The primary responsibility for the Information Security Engineer position will be maintaining, evaluating, and testing the security of all our systems, infrastructure, and applications. They will assist with the ongoing protection of digital assets, and the maintenance and expansion of the security architecture. They will also be a key part of R&D projects, so a genuine interest in new technologies is essential.
The successful candidate will show a passion for security, have meticulous attention to detail, outstanding problem-solving skills, work comfortably under pressure, have excellent interpersonal skills, demonstrate Advanced written and oral communications, be a team player and independent worker, highly adaptive, and deliver on rapidly changing deadlines. The successful candidate may also be required to work outside of the contracted hours including but not limited to weekends.
The candidates must be residing in the UK and can both work remotely and in the office.

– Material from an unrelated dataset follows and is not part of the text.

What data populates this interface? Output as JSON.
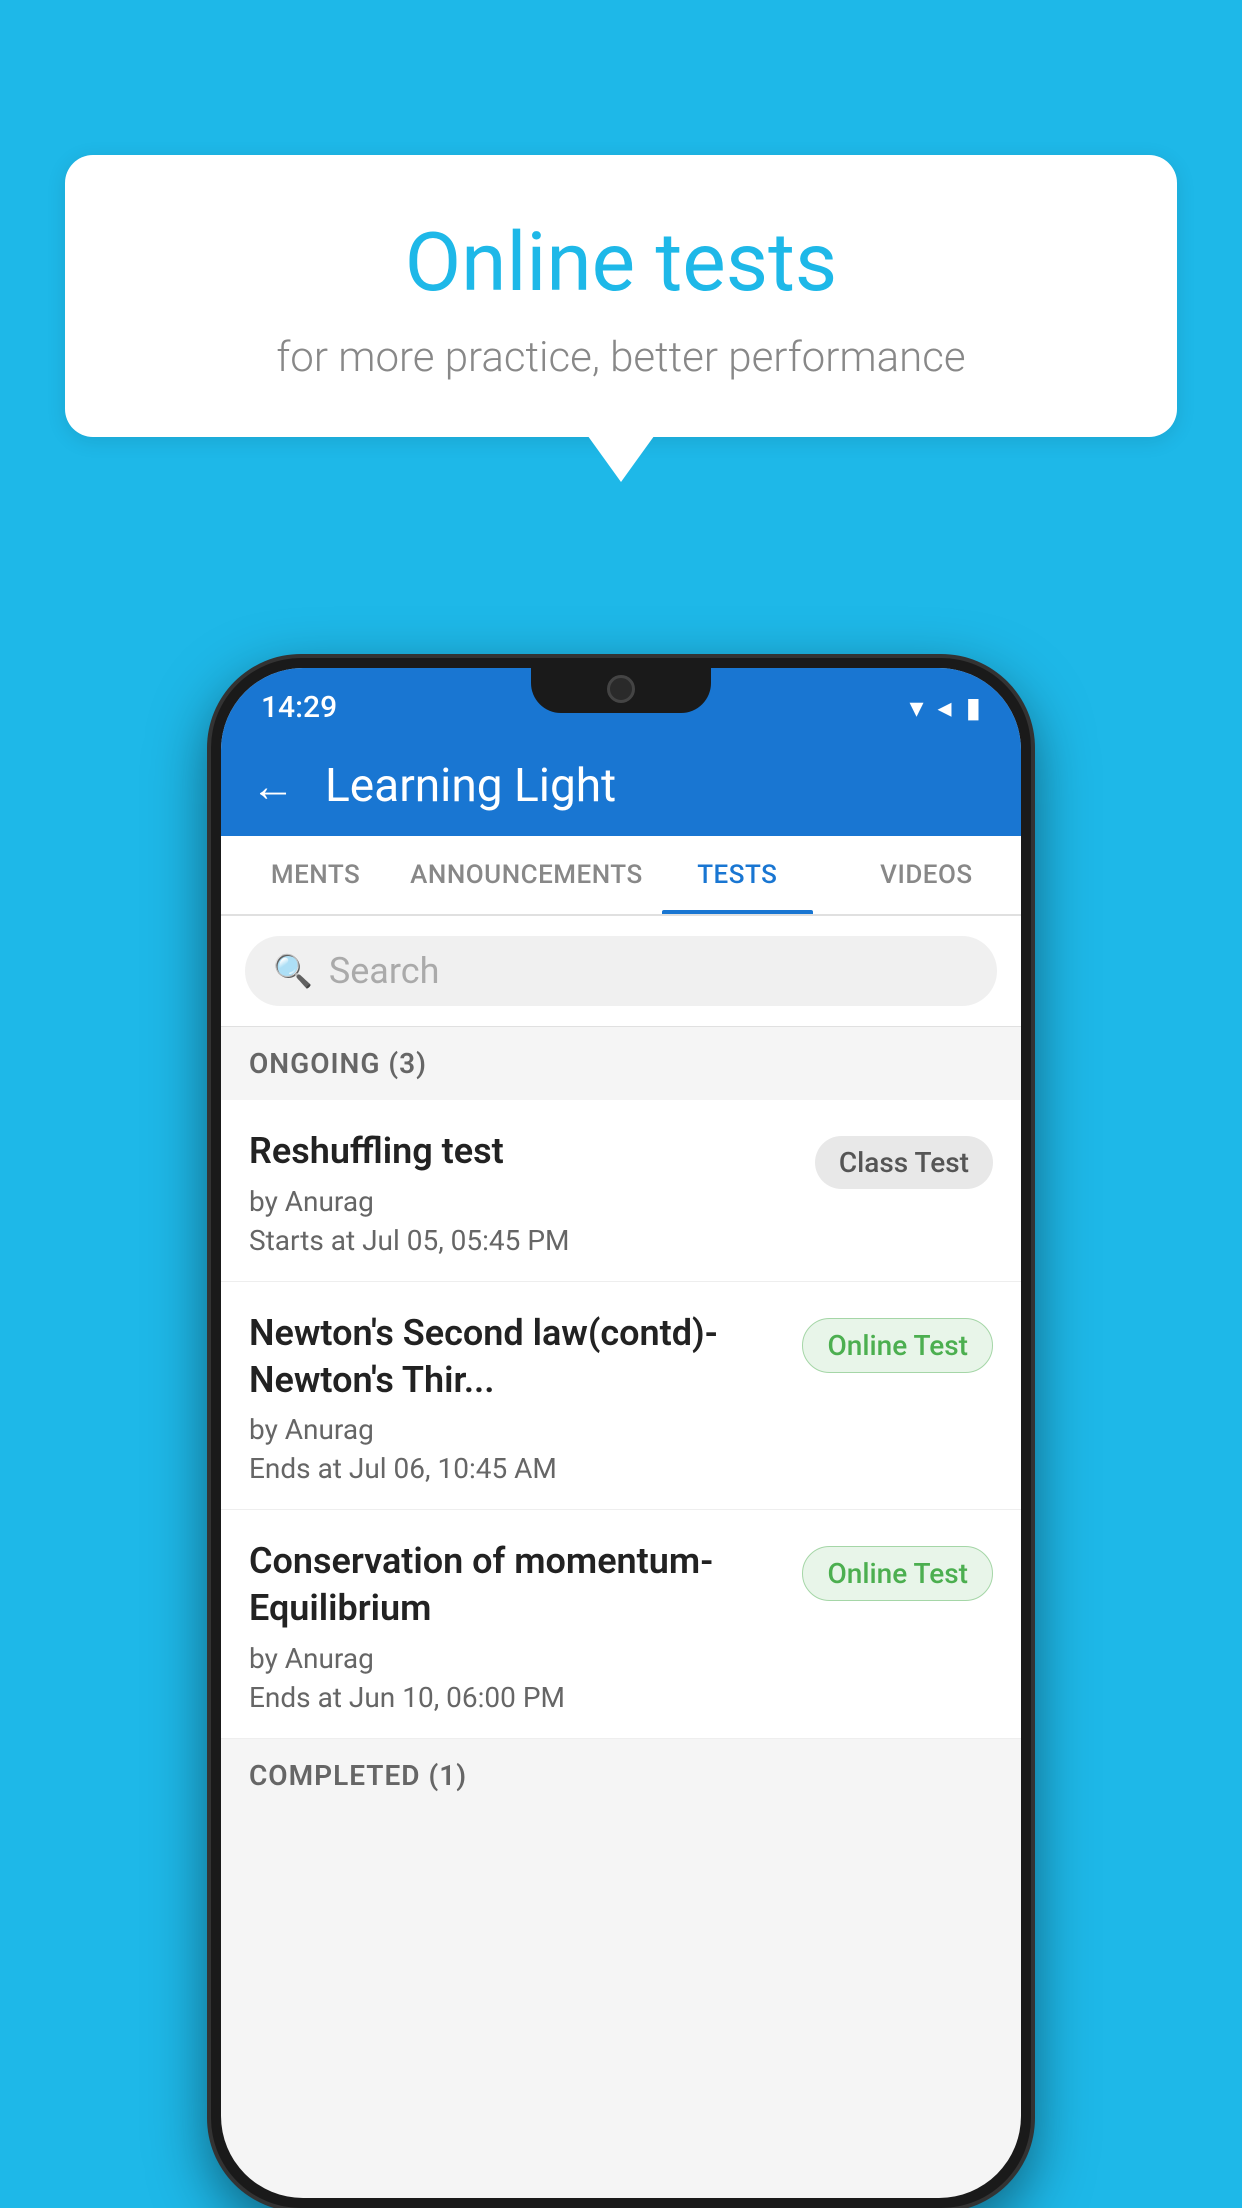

- Responding to and resolving cyber incidents efficiently.
- Manage and monitor security systems.
- Support in reviews to improve security within the business/systems.
- Liaise with the infrastructure team to maintain a secure environment.

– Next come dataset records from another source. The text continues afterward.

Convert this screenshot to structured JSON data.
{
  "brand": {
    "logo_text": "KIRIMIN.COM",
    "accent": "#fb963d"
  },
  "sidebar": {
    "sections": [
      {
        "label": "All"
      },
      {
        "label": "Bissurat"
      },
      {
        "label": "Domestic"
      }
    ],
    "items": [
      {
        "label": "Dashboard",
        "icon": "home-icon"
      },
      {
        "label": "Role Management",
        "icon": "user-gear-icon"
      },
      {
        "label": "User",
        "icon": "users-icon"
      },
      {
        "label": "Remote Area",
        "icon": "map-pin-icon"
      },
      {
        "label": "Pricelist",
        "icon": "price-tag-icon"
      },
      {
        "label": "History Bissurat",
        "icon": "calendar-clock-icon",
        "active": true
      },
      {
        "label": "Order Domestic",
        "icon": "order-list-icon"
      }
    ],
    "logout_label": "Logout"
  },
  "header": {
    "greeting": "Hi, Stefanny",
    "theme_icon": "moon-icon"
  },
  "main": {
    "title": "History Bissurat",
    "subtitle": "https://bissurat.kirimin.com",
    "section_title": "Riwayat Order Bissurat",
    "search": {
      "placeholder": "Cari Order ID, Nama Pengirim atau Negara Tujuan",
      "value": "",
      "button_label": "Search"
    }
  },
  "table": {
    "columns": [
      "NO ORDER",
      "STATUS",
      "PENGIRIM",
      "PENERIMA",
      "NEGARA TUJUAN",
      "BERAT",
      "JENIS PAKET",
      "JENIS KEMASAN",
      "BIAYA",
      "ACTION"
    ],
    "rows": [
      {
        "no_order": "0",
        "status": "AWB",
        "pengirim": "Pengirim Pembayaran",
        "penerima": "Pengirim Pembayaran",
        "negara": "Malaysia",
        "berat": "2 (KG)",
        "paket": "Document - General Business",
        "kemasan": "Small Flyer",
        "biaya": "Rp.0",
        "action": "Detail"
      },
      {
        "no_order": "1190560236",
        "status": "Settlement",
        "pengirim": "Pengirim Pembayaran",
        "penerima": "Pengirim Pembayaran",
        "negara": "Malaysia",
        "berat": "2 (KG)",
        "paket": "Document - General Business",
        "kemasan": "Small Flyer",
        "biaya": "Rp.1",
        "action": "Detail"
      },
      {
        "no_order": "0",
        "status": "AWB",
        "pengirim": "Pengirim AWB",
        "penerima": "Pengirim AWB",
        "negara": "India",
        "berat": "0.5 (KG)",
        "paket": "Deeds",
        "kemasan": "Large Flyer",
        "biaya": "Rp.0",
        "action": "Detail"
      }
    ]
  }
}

- Assist infrastructure/team lead in ongoing and new projects.
- Conduct cyber incident testing.
- Assisting with the development and implementation of security policy, standards, guidelines, and procedures to ensure ongoing improvement and maintenance of security posture.
- Maintaining documentation at a high standard.
- Assisting the development team with their QA and Software Development Life Cycle (SDLC) to ensure best security practices are followed at all times.
- Experience with deploying and using Security Information and Event Management (SIEM).
- Knowledge of current operating systems i.e., Windows Server 2016-2019, Windows 10, Mac OS, and Linux.
- Microsoft Policy & Security – GPO’s, Patching (WSUS), Defender Antivirus & Firewall.
- Penetration Testing exposure/awareness.
- Experience performing technical analysis involving security event data and evaluating malicious activity.
- Knowledge of TCP/IP and related network protocols: knowledge of standard network protocols like TCP, ARP, ICMP, DHCP, DNS, HTTP, SNMP, VPN, etc., and accompanying protocol/packet analysis/manipulation tools.
- Strong analytical and problem-solving skills.
- Knowledge of delivering and maintaining compliance and security standards – such as GDPR, ISO 27001, and those published by the NCSC.
- Strong knowledge of security technologies, including MFA, RADIUS, NGFW (NextGen Firewall), WAF (Web Application Firewall), IPS (intrusion prevention), IDS (intrusion detection)
- Relevant certifications such as SSCP.
- Minimum 3 years experience in cybersecurity and a strong interest in the field.
Desirable Skills and Experience:
- Experience with Cloud Infrastructures – AWS/Azure.
- Experience with virtualized systems such as hypervisors i.e. VMware
- Desirable certificates include Security+, CySA+, GIAC.